Third Circuit Employment Law 101: Independent Contractor or Employee

Chalkboard eraser, Waldorf School, East Lexington MA.jpgBack when I first started this blog, when I believed that my blogging success would translate into Aston Martins and beach homes, rather than “Can you please email me a copy of your FMLA PowerPoint?”, I had a series of “Third Circuit Employment Law 101” posts. Well, I don’t think I’ve done a “101” post for nearly 5 years. Time to break that streak.

Oh, hold on a sec, I need to respond to another PowerPoint-request email…

There, that’s better.

Ok, last week, I did a post about a memo from the U.S. Department of Labor, Wage and Hour Division addressing independent contractor misclassification under the Fair Labor Standards Act. That memo described six factors which the DOL says reflect the “economic realities” of when a worker is an employee or an independent contractor. On Tuesday, the Third Circuit Court of Appeals issued this unpublished opinion in which it too examined the factors that it felt are important for determining employment status under the FLSA (and New Jersey state law).

I’ll cut right to the chase. The Third Circuit continues to apply the same “economic realities” test as the DOL:

1) the degree of the alleged employer’s right to control the manner in which the work is to be performed; 2) the alleged employee’s opportunity for profit or loss depending upon his managerial skill; 3) the alleged employee’s investment in equipment or materials required for his task, or his employment of helpers; 4) whether the service rendered requires a special skill; 5) the degree of permanence of the working relationship; 6)whether the service rendered is an integral part of the alleged employer’s business.

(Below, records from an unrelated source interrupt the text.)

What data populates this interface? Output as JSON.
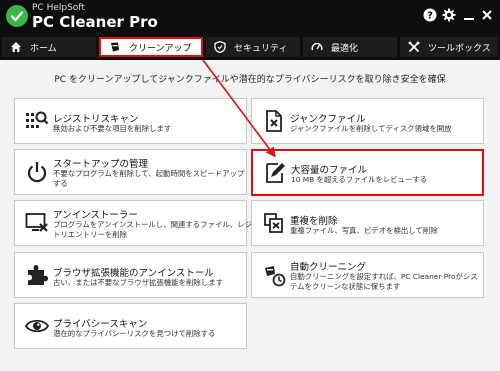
{
  "app": {
    "brand_sub": "PC HelpSoft",
    "brand_main": "PC Cleaner Pro",
    "help_icon": "help-icon",
    "settings_icon": "gear-icon",
    "minimize_icon": "minimize-icon",
    "close_icon": "close-icon"
  },
  "tabs": [
    {
      "label": "ホーム",
      "icon": "home-icon"
    },
    {
      "label": "クリーンアップ",
      "icon": "broom-icon"
    },
    {
      "label": "セキュリティ",
      "icon": "shield-icon"
    },
    {
      "label": "最適化",
      "icon": "speedometer-icon"
    },
    {
      "label": "ツールボックス",
      "icon": "tools-icon"
    }
  ],
  "active_tab": "クリーンアップ",
  "subtitle": "PC をクリーンアップしてジャンクファイルや潜在的なプライバシーリスクを取り除き安全を確保",
  "cards": {
    "registry": {
      "title": "レジストリスキャン",
      "desc": [
        "無効および不要な項目を削除します"
      ],
      "icon": "registry-scan-icon"
    },
    "junk": {
      "title": "ジャンクファイル",
      "desc": [
        "ジャンクファイルを削除してディスク領域を開放"
      ],
      "icon": "junk-file-icon"
    },
    "startup": {
      "title": "スタートアップの管理",
      "desc": [
        "不要なプログラムを削除して、起動時間をスピードアップ",
        "する"
      ],
      "icon": "power-icon"
    },
    "large": {
      "title": "大容量のファイル",
      "desc": [
        "10 MB を超えるファイルをレビューする"
      ],
      "icon": "large-file-icon"
    },
    "uninstall": {
      "title": "アンインストーラー",
      "desc": [
        "プログラムをアンインストールし、関連するファイル、レジス",
        "トリエントリーを削除"
      ],
      "icon": "uninstall-icon"
    },
    "duplicate": {
      "title": "重複を削除",
      "desc": [
        "重複ファイル、写真、ビデオを検出して削除"
      ],
      "icon": "duplicate-icon"
    },
    "extension": {
      "title": "ブラウザ拡張機能のアンインストール",
      "desc": [
        "古い、または不要なブラウザ拡張機能を削除します"
      ],
      "icon": "puzzle-icon"
    },
    "auto": {
      "title": "自動クリーニング",
      "desc": [
        "自動クリーニングを設定すれば、PC Cleaner Proがシス",
        "テムをクリーンな状態に保ちます"
      ],
      "icon": "auto-clean-icon"
    },
    "privacy": {
      "title": "プライバシースキャン",
      "desc": [
        "潜在的なプライバシーリスクを見つけて削除する"
      ],
      "icon": "privacy-eye-icon"
    }
  },
  "colors": {
    "titlebar": "#0d0d0d",
    "tab_bg": "#1c1c1c",
    "highlight": "#e01010",
    "logo": "#3bb54a"
  }
}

And there you have it. But, before I go, something caught my eye as I continued to peruse the Court’s opinion. Specifically, it’s the section quoted below, partially because it applies the rule cited above; but, also because I’m a 13-year-old trapped in a 39-year-old employment lawyer’s body:

In Rutherford Food Corp. v. McComb, 331 U.S. 722, 726 (1947), the Supreme Court held that meat boners in a factory were employees, even though the boners owned their own tools, hired employees to assist with the boning operation, and were not paid hourly. The Rutherford court noted that “[w]hile profits to the boners depended upon the efficiency of their work, it was more like piecework than an enterprise that actually depended for success upon the initiative, judgment or foresight of the typical independent contractor.”

(If you didn’t literally LOL, maybe this blog isn’t for you. Otherwise, share some sunshine and forward this post to 10 of your co-workers).

And remember, whether you operate a boning operation, or you have no boners in PA, NJ, DE, or the USVI, it’s the six-factor test when determining who is an independent contractor and who is an employee.